Num sermão que pregou na sexta-feira santa, já em Lisboa, perante um
auditório onde estavam membros da corte, juízes, ministros e conselheiros
da Coroa, o padre Vieira, recém-chegado do Maranhão, acusou os
governadores, nomeados por três anos, de enriquecerem durante o triênio,
juntamente com seus amigos e apaniguados, dizendo que eles conjugavam o
verbo furtar em todos os tempos, modos e pessoas. Vale a pena transcrever
um trecho do seu sermão:
- “Furtam pelo modo infinitivo, porque não tem fim o furtar com o fim do
governo, e sempre lá deixam raízes em que se vão continuando os furtos.
Esses mesmos modos conjugam por todas as pessoas: porque a primeira pessoa
do verbo é a sua, as segundas os seus criados, e as terceiras quantos para
isso têm indústria e consciência”.
Segundo Vieira, os governadores "furtam juntamente por todos os tempos".

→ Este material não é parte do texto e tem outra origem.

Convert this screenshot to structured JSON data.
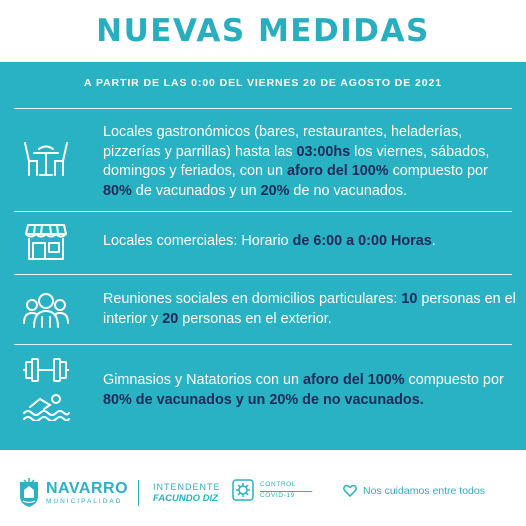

Roubam no tempo presente , "que é o seu tempo" durante o triênio em que
governam, e roubam ainda "no pretérito e no futuro". Roubam no passado
perdoando dívidas antigas com o Estado em troca de propinas, "vendendo
perdões" e roubam no futuro quando "empenham as rendas e antecipam os
contrato, com que tudo, o caído e não caído, lhe vem a cair nas mãos".
O missionário jesuíta, conselheiro e confessor do rei, prosseguiu:
"Finalmente, nos mesmos tempos não lhe escapam os imperfeitos, perfeitos,
mais-que-perfeitos, e quaisquer outros, porque furtam, furtavam, furtaram,
furtariam e haveriam de furtar mais se mais houvesse. Em suma, que o resumo
de toda esta rapante conjugação vem a ser o supino do mesmo verbo: a
furtar, para furtar. E quando eles têm conjugado assim toda a voz ativa, e
as miseráveis províncias suportado toda a passiva, eles como se tiveram
feito grandes serviços tornam carregados de despojos e ricos; e elas ficam
roubadas e consumidas".
Numa atitude audaciosa, Padre Vieira chama o próprio rei às suas
responsabilidades, concluindo:
"Em qualquer parte do mundo se pode verificar o que Isaías diz dos
príncipes de Jerusalém: os teus príncipes são companheiros dos
ladrões. E por que? São companheiros dos ladrões, porque os dissimulam;
são companheiros dos ladrões, porque os consentem; são companheiros dos
ladrões, porque lhes dão os postos e os poderes; são companheiros dos
ladrões, porque talvez os defendem; e são finalmente, seus companheiros,
porque os acompanham e hão de acompanhar ao inferno, onde os mesmos
ladrões os levam consigo".
Os dois novos Estados – Carajás e Tapajós – se criados, significa m
mais governadores, mais deputados, mais juizes, mais tribunais de contas,
mais mordomias, mais assaltos aos cofres públicos.
Por isso, o Conselho Indígena dos rios Tapajós e Arapiuns, sediado em
Santarém, representando 13 povos de 52 aldeias, se pronunciou criticamente
em relação à proposta. Em nota oficial, esclarece:
"Os indígenas, os quilombolas e os trabalhadores da região nunca
estiveram na frente do movimento pela criação do Estado do Tapajós,
porque essa não era sua reivindicação e também porque não eram
convidados. Esse movimento foi iniciado e liderado nos últimos anos por
políticos. E nós temos aprendido que o que é bom para essa gente
dificilmente é bom para nós.”
PS.
Este é um artigo sobre a divisão do Estado do Pará, com uma análise feita pelo professor José R.B. Freire, que nos remete aos tempos de Padre Antônio Vieira e seus famosos sermões.
O professor José Ribamar Bessa Freire coordena o Programa de
Estudos dos Povos Indígenas (UERJ), pesquisa no Programa de
Pós-Graduação em Memória Social (UNI RIO).